Our plan includes the controlled lift of individual slabs of concrete. We achieve a precise result by applying expansive polymer foam just beneath the surface of the slab. This process eliminates the failing condition as well as seals and stabilizes all defective joints and sources of water penetration from further erosion. The variety of soils and substrates across the Front Range are often the root of the problem. Liftech’s system treats the soils and addresses the water and erosion issues. The average life cycle of concrete is extended at a fraction of the cost of replacement.

Until recently, mudjacking has been the method more commonly used for lifting fallen concrete and is still a widely acceptable form of restoration. Mudjacking and polyurethane achieve similar results, at least initially, however the process by which those results are achieved and the extended performance of the two products are completely different.

Liftech Benefits

    Polyurethane cures as a solid, impermeable structure which adheres to the concrete and is not susceptible to fracture or failure.
    Polyurethane is injected as a liquid and reacts within the loosely, uncompacted soils to solidify and stabilize those soils.
    Liftech uses controlled injections in penny-size holes to raise your concrete quickly and effectively. Mudjacking requires much larger holes.
    Polyurethane weighs about 2 pounds per cubic ft. Mudjacking material weighs over 100 pounds per cubic foot, which adds a tremendous amount of weight to an already burdened substructure.
  • IT’S FAST!
    Polyurethane cures within minutes with your concrete ready to use again when we leave the job! Mudjacking can take days.
    Our safe, recycled, green solution creates a barrier to moisture, chemicals, insects, rodents, additional ground movement and erosion.

What is Mudjacking?

Mudjacking uses a mixture of sand and water infused with a small amount of Portland cement which helps the material solidify. The sand and water mixture is pumped through pop can size (1-5/8 inch) holes in the concrete using hydraulic pressure to lift the sunken concrete. This mixture is considered a structural fill and is very heavy, weighing an average of 100-110 lbs. per cubic foot of material. In areas of wet and unstable soils, mudjacking material can add additional, unwanted weight and water to an already wet and failing substrate. In the likely event that there is moisture present in the area where the slurry mixture is placed, over time that slurry mixture may have a tendency to absorb the moisture, causing it to weaken, break down, sluff off, and eventually become part of the failure. Mudjacking can be an effective solution, but in some cases may only be temporary.

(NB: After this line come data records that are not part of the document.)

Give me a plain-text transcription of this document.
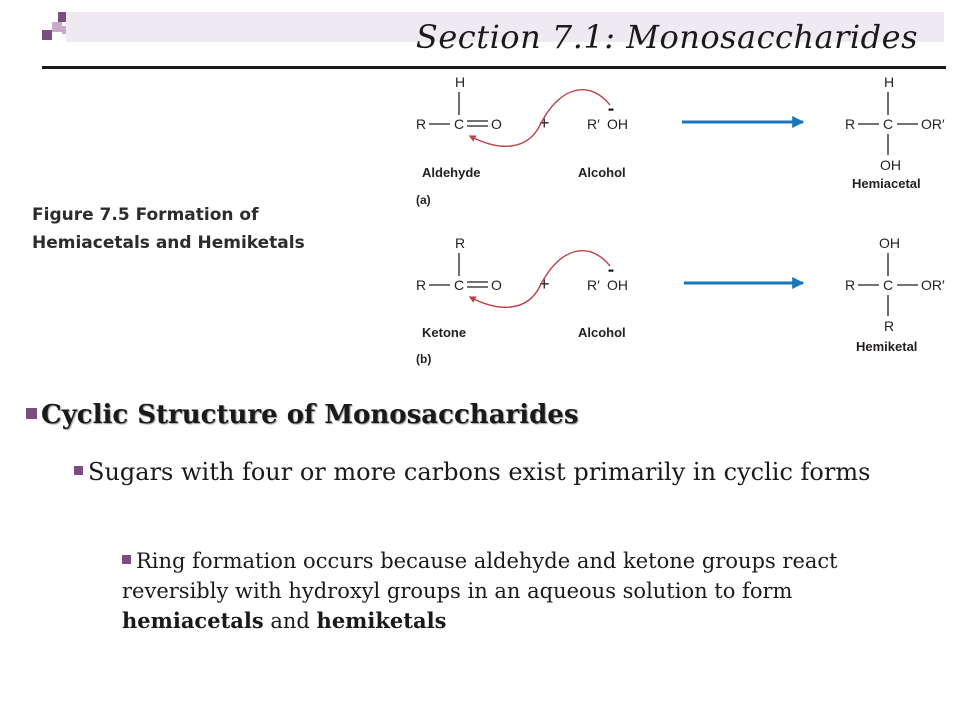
Section 7.1: Monosaccharides
Figure 7.5 Formation of
Hemiacetals and Hemiketals
H
R C O +
••
R′ OH
Aldehyde	Alcohol
(a)
H
R C OR′
OH
Hemiacetal
R
R C O +
••
R′ OH
Ketone	Alcohol
(b)
OH
R C OR′
R
Hemiketal
Cyclic Structure of Monosaccharides
Sugars with four or more carbons exist primarily in cyclic forms
Ring formation occurs because aldehyde and ketone groups react reversibly with hydroxyl groups in an aqueous solution to form hemiacetals and hemiketals
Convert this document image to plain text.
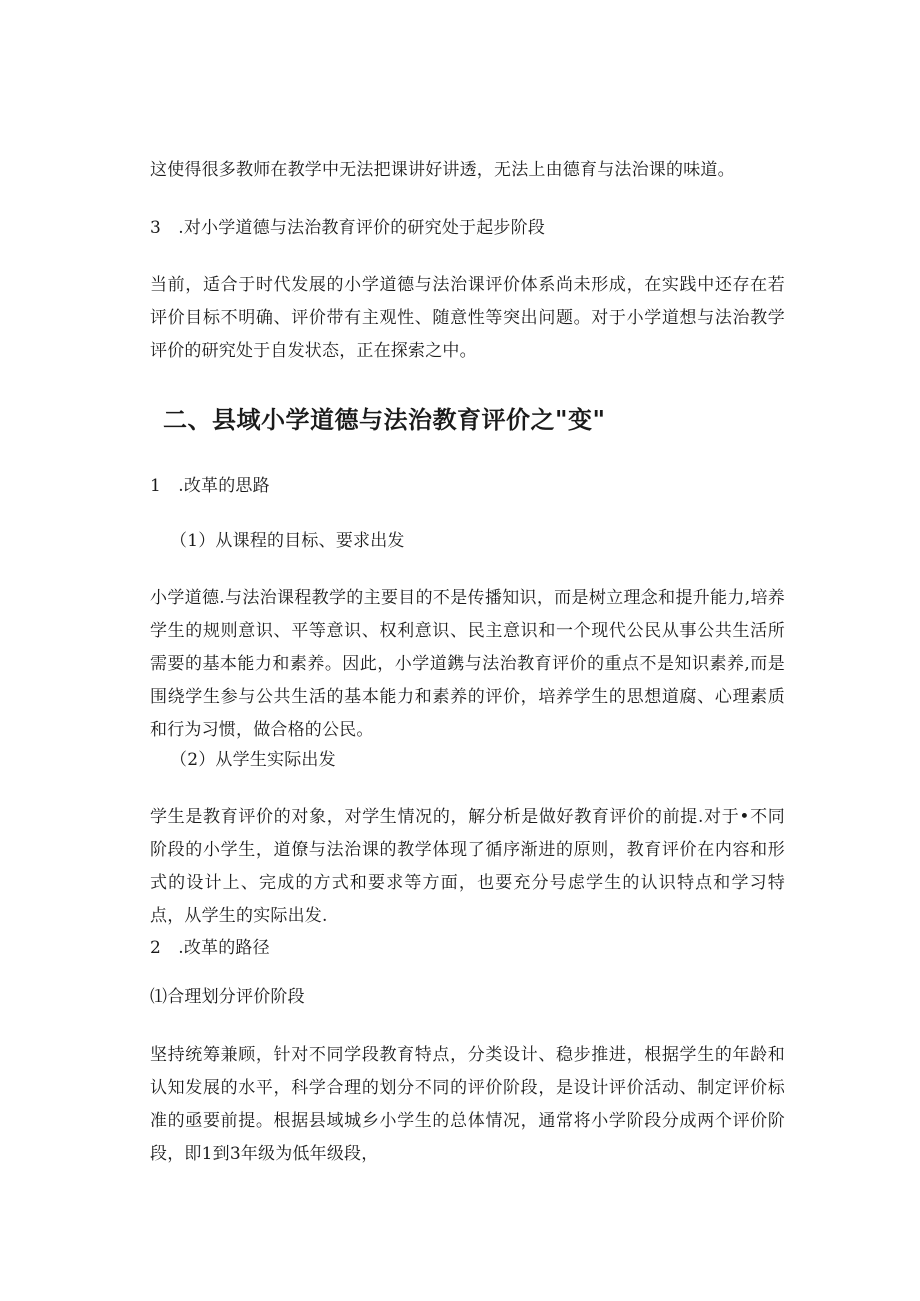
这使得很多教师在教学中无法把课讲好讲透，无法上由德育与法治课的味道。

3　.对小学道德与法治教育评价的研究处于起步阶段

当前，适合于时代发展的小学道德与法治课评价体系尚未形成，在实践中还存在若评价目标不明确、评价带有主观性、随意性等突出问题。对于小学道想与法治教学评价的研究处于自发状态，正在探索之中。

二、县域小学道德与法治教育评价之"变"

1　.改革的思路

（1）从课程的目标、要求出发

小学道德.与法治课程教学的主要目的不是传播知识，而是树立理念和提升能力,培养学生的规则意识、平等意识、权利意识、民主意识和一个现代公民从事公共生活所需要的基本能力和素养。因此，小学道鎸与法治教育评价的重点不是知识素养,而是围绕学生参与公共生活的基本能力和素养的评价，培养学生的思想道腐、心理素质和行为习惯，做合格的公民。

（2）从学生实际出发

学生是教育评价的对象，对学生情况的，解分析是做好教育评价的前提.对于•不同阶段的小学生，道僚与法治课的教学体现了循序渐进的原则，教育评价在内容和形式的设计上、完成的方式和要求等方面，也要充分号虑学生的认识特点和学习特点，从学生的实际出发.

2　.改革的路径

⑴合理划分评价阶段

坚持统筹兼顾，针对不同学段教育特点，分类设计、稳步推进，根据学生的年龄和认知发展的水平，科学合理的划分不同的评价阶段，是设计评价活动、制定评价标准的亟要前提。根据县域城乡小学生的总体情况，通常将小学阶段分成两个评价阶段，即1到3年级为低年级段，
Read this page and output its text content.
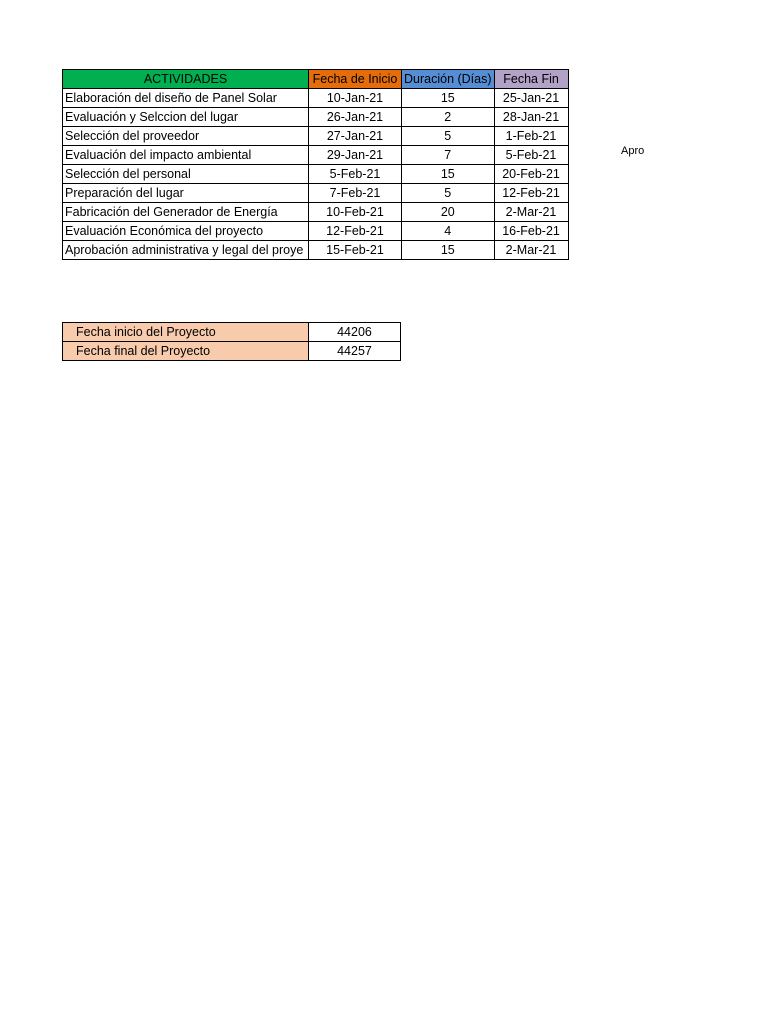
ACTIVIDADES	Fecha de Inicio	Duración (Días)	Fecha Fin
Elaboración del diseño de Panel Solar	10-Jan-21	15	25-Jan-21
Evaluación y Selccion del lugar	26-Jan-21	2	28-Jan-21
Selección del proveedor	27-Jan-21	5	1-Feb-21
Evaluación del impacto ambiental	29-Jan-21	7	5-Feb-21
Selección del personal	5-Feb-21	15	20-Feb-21
Preparación del lugar	7-Feb-21	5	12-Feb-21
Fabricación del Generador de Energía	10-Feb-21	20	2-Mar-21
Evaluación Económica del proyecto	12-Feb-21	4	16-Feb-21
Aprobación administrativa y legal del proye	15-Feb-21	15	2-Mar-21
Apro
Fecha inicio del Proyecto	44206
Fecha final del Proyecto	44257
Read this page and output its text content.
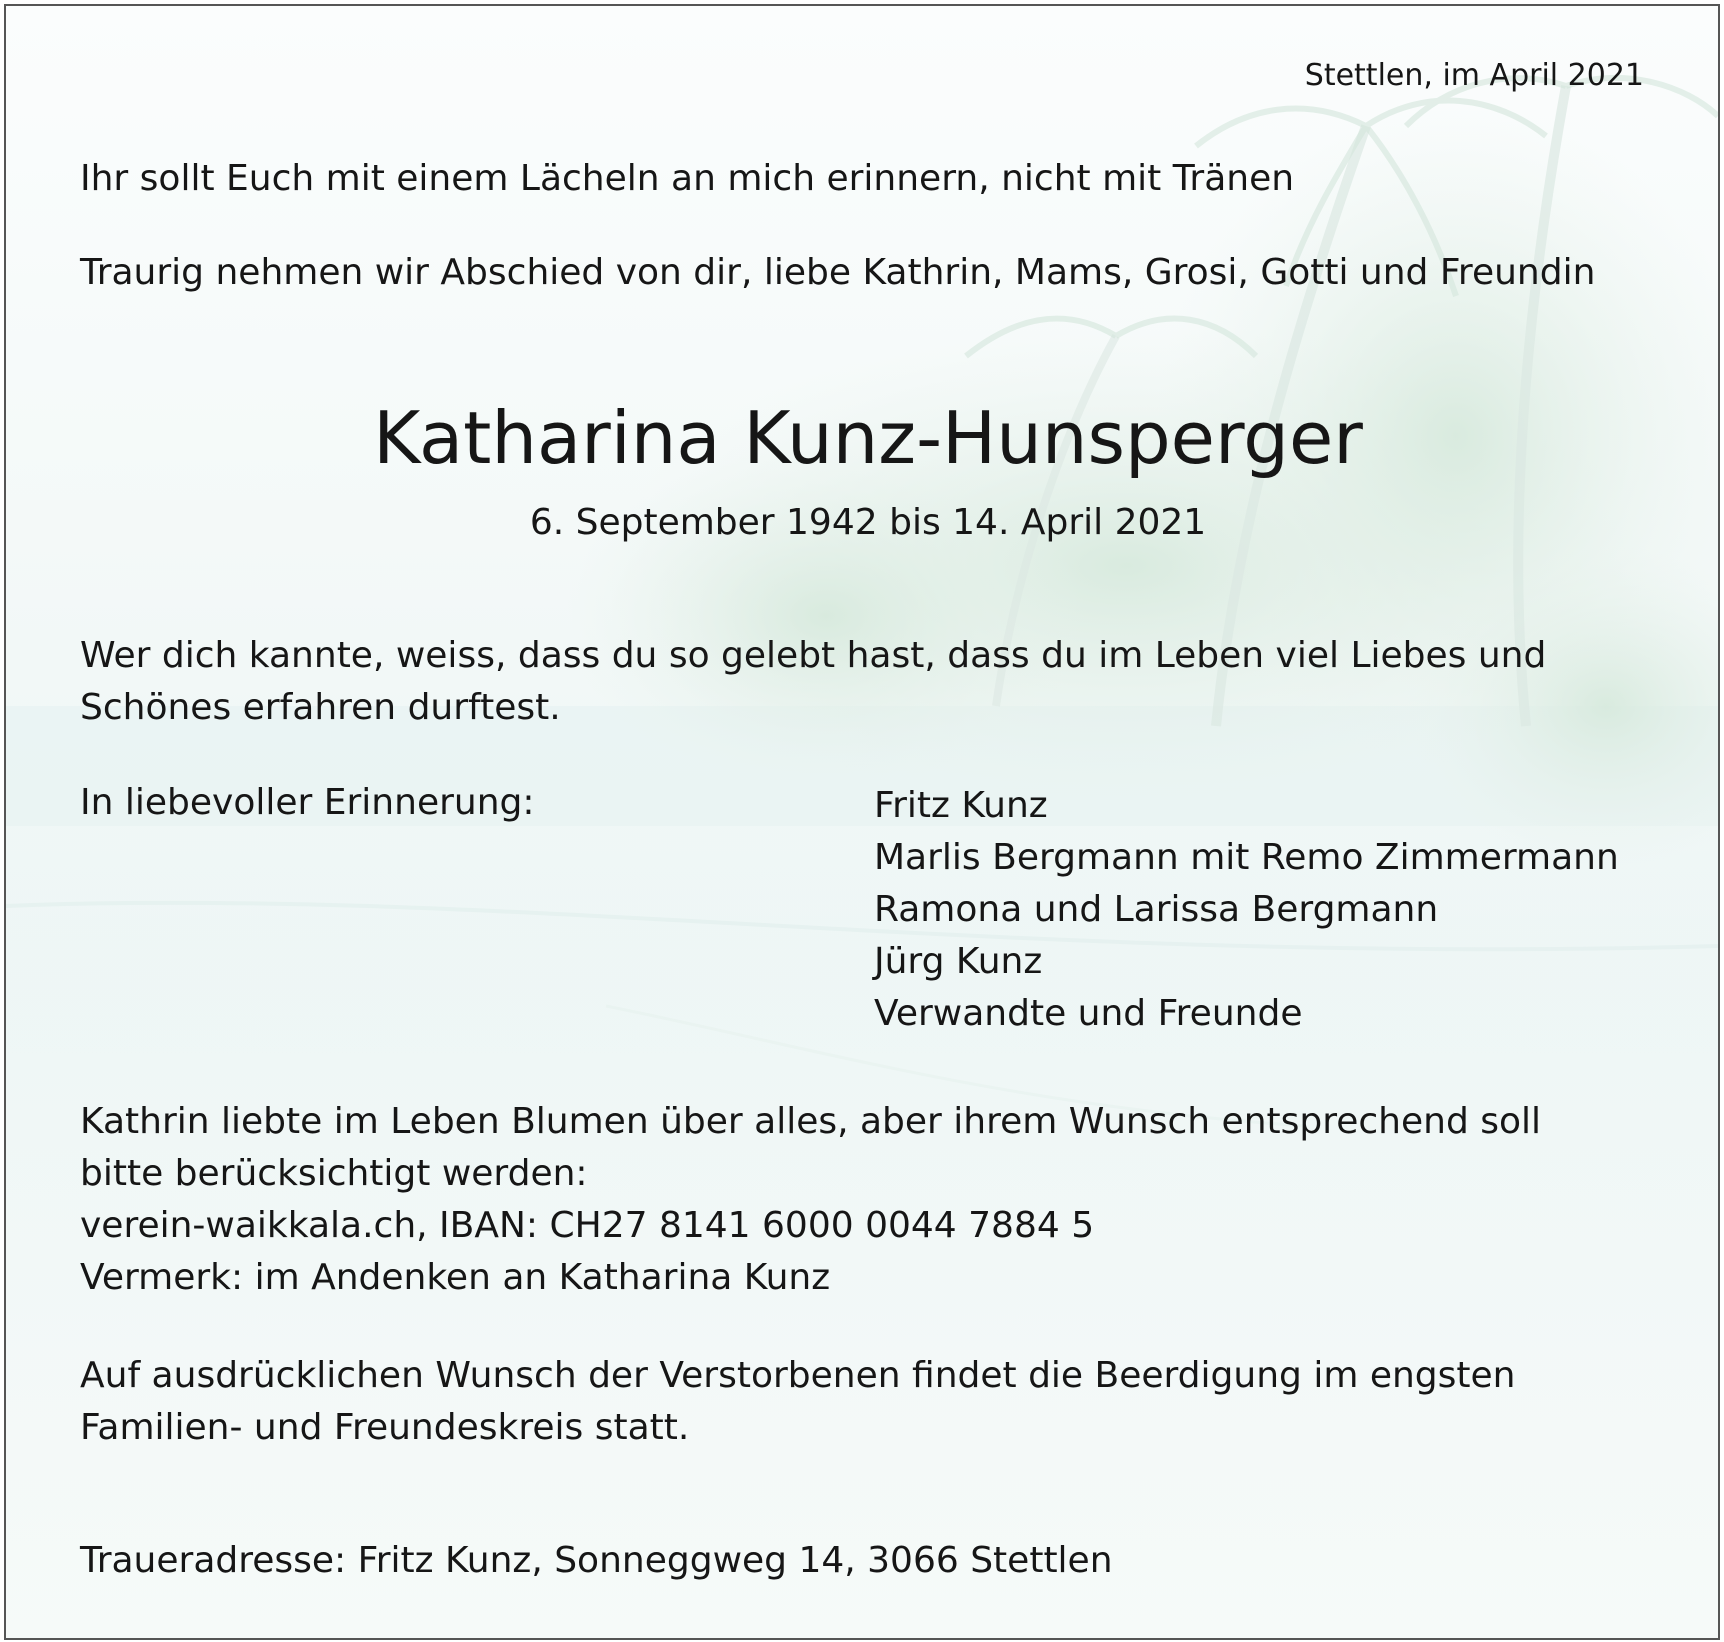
Stettlen, im April 2021

Ihr sollt Euch mit einem Lächeln an mich erinnern, nicht mit Tränen

Traurig nehmen wir Abschied von dir, liebe Kathrin, Mams, Grosi, Gotti und Freundin

Katharina Kunz-Hunsperger

6. September 1942 bis 14. April 2021

Wer dich kannte, weiss, dass du so gelebt hast, dass du im Leben viel Liebes und Schönes erfahren durftest.

In liebevoller Erinnerung:	Fritz Kunz
Marlis Bergmann mit Remo Zimmermann
Ramona und Larissa Bergmann
Jürg Kunz
Verwandte und Freunde
Kathrin liebte im Leben Blumen über alles, aber ihrem Wunsch entsprechend soll
bitte berücksichtigt werden:
verein-waikkala.ch, IBAN: CH27 8141 6000 0044 7884 5
Vermerk: im Andenken an Katharina Kunz

Auf ausdrücklichen Wunsch der Verstorbenen findet die Beerdigung im engsten Familien- und Freundeskreis statt.

Traueradresse: Fritz Kunz, Sonneggweg 14, 3066 Stettlen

Benefits of Polyurethane Concrete Raising vs. Mudjacking

Polyurethane concrete raising consists of an environmentally safe liquid polymer foam that is injected through penny-size holes in the concrete and into the loose, unstable soils below.  Through a chemical reaction the high density foam expands to stabilize the loose soils and lift the fallen concrete. After approximately 15 minutes the polyurethane material is fully cured and ready to return to service. The polyurethane only weighs about 2 pounds per cubic foot of material which doesn’t add any additional, unwanted weight to an already failing substrate. Polyurethane foam is an inert, non-toxic, environmentally safe material that is made from 100% recycled materials. It is impervious to moisture or decay ensuring that over time will not only be environmentally friendly, but your repair will last a lifetime.

After the repair is completed, the small holes in the concrete where the material was injected need to be filled. Unlike the 2 inch holes drilled for mudjacking, Liftech’s polyurethane system utilizes a much smaller,5/8″ hole (about the size of a penny), and those holes are filled with a cementious grout to match the surrounding concrete.

Heavy sand slurry used in mudjacking can add additional weight to an already failing substructure.
Heavy sand slurry used in mudjacking can add additional weight to an already failing substructure.